The NSAC began out-of-competition in the summer of 2008 after successfully petitioning the legislature to set aside money from the state's general fund. The commission received $18,000 for the 2008-2009 fiscal year (July 2008 to June 2009) and conducted between 40 and 50 tests, according to Kizer.
UFC 84 main-event fighters B.J. Penn and Sean Sherk, as well as co-main event fighters Lyoto Machida and Tito Ortiz, were among the first to be tested in the new program. Machida and Rashad Evans were the last MMA headliners to be tested out of competition at UFC 98. None of the out-of-competition tests came back positive for performance enhancers or drugs of abuse.
With state governments around the country tightening their belts amid a widening recession, the NSAC's budget for out-of-competition testing was reduced to $12,000 in fiscal year 2009-2010. Regulators then asked the commission to give back all of the money before the year's end, Kizer said.
In fiscal year 2010-2011, there is no money in the NSAC's budget for out-of-competition drug testing, though athletes are still tested either the day prior to an event or immediately following it, and sometimes both.
The enforcement gap has nevertheless prompted the commission to get creative in coming up with the money to reinstate the program. One solution expected to be addressed at a meeting early next month is to draw a portion of funds from the amateur combative sports program, which pays for some of the safety and administrative costs associated with amateur boxing, kickboxing and MMA. The program is funded by a "ticket fee" assessed by the NSAC at professional events that is separate from the commission's live gate fee, which takes a percentage of the money generated by ticket sales. The ticket fee amounts to .50 per ticket with live gates totaling less than $1 million, and $1 per ticket above that figure.
UFC 126, which took place Feb. 5 at the Mandalay Bay Events Center and generated a live gate of $3.6 million, put $9,649 in the amateur fund. The fund's reserves are currently in the "low six figures," said Kizer.
The executive director said out-of-competition drug tests typically cost $200 per test, and the NSAC doesn't need a significant amount to get out-of-competition back on line.
"Even if it's only six to nine thousand dollars per calendar year, we could still do a lot of testing," Kizer said. "Obviously, we don't want to short-change the amateurs. That's very important for these kids to have events to go to and training, and that's why the fund was set up in the first place."
Commissioners will decide during the March meeting whether to lobby legislators on changing the NSAC's funding statutes for the next state budget, which runs from July 1, 2011 to June 30, 2013. Nevada legislators are working to close a $2.2 billion dollar shortfall in the state's general fund, which has prompted governor Pete Sandoval to recommend harsh cutbacks in education and government spending in his budget proposal.

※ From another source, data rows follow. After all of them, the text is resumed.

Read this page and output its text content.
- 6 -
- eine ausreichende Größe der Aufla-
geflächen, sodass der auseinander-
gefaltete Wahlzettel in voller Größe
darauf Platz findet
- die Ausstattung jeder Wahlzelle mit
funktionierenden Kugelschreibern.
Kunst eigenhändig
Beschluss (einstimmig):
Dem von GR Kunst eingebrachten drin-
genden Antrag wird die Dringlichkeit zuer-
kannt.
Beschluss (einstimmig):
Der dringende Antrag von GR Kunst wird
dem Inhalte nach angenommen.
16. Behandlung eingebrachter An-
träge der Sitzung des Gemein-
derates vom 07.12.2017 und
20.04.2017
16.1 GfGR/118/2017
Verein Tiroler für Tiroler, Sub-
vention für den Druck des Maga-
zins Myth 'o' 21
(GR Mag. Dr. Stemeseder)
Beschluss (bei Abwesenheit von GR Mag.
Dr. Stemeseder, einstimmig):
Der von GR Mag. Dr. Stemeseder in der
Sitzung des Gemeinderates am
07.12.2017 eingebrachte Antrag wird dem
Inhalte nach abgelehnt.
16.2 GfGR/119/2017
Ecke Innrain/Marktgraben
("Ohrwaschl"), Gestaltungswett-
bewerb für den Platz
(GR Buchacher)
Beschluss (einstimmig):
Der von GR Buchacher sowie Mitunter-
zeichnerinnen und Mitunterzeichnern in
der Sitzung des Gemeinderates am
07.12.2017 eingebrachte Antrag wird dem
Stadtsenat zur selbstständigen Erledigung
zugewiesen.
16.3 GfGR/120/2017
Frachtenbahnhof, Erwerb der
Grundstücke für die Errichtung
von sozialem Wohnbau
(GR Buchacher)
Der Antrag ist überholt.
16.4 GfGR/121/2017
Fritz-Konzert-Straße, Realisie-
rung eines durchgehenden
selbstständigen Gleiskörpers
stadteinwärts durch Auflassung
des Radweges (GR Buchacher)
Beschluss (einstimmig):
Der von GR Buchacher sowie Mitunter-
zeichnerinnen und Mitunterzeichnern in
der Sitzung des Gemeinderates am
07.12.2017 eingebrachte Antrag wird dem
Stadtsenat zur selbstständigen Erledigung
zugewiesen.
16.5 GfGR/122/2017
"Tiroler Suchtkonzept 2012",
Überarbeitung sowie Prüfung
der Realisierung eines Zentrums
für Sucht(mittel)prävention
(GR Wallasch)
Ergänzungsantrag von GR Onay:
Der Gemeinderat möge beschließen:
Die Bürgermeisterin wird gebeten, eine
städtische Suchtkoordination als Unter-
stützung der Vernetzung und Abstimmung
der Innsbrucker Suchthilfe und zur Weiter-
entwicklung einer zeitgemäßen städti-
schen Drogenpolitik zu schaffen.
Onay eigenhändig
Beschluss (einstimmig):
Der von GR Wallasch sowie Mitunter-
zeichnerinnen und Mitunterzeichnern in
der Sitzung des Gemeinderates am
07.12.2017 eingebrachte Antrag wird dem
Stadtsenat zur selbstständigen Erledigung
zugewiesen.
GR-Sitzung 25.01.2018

The NSAC has flagged 32 MMA fighters for illicit drug use since it began in-competition testing in 2002. The total number of fighters using performance enhancers and drugs of abuse could be much higher, though.
One prominent UFC fighter isn't worried about the use of performance enhancers among his peers. His focus remains on being the best fighter he can be, regardless of what his opponents are doing outside the cage.
"I've been in combat sports my whole life, and there's always been guys that were doing [performance enhancing drugs], I heard," said Gray Maynard, who challenges UFC lightweight champion Frankie Edgar a third time at UFC 130, which takes place May 30 at the MGM Grand Garden Arena. "But I've always known national Olympic champs that don't do them, as well as me, and we're at the top.
"So it's never been a worry or fear about anyone else because I can't control what they do. I can only control me."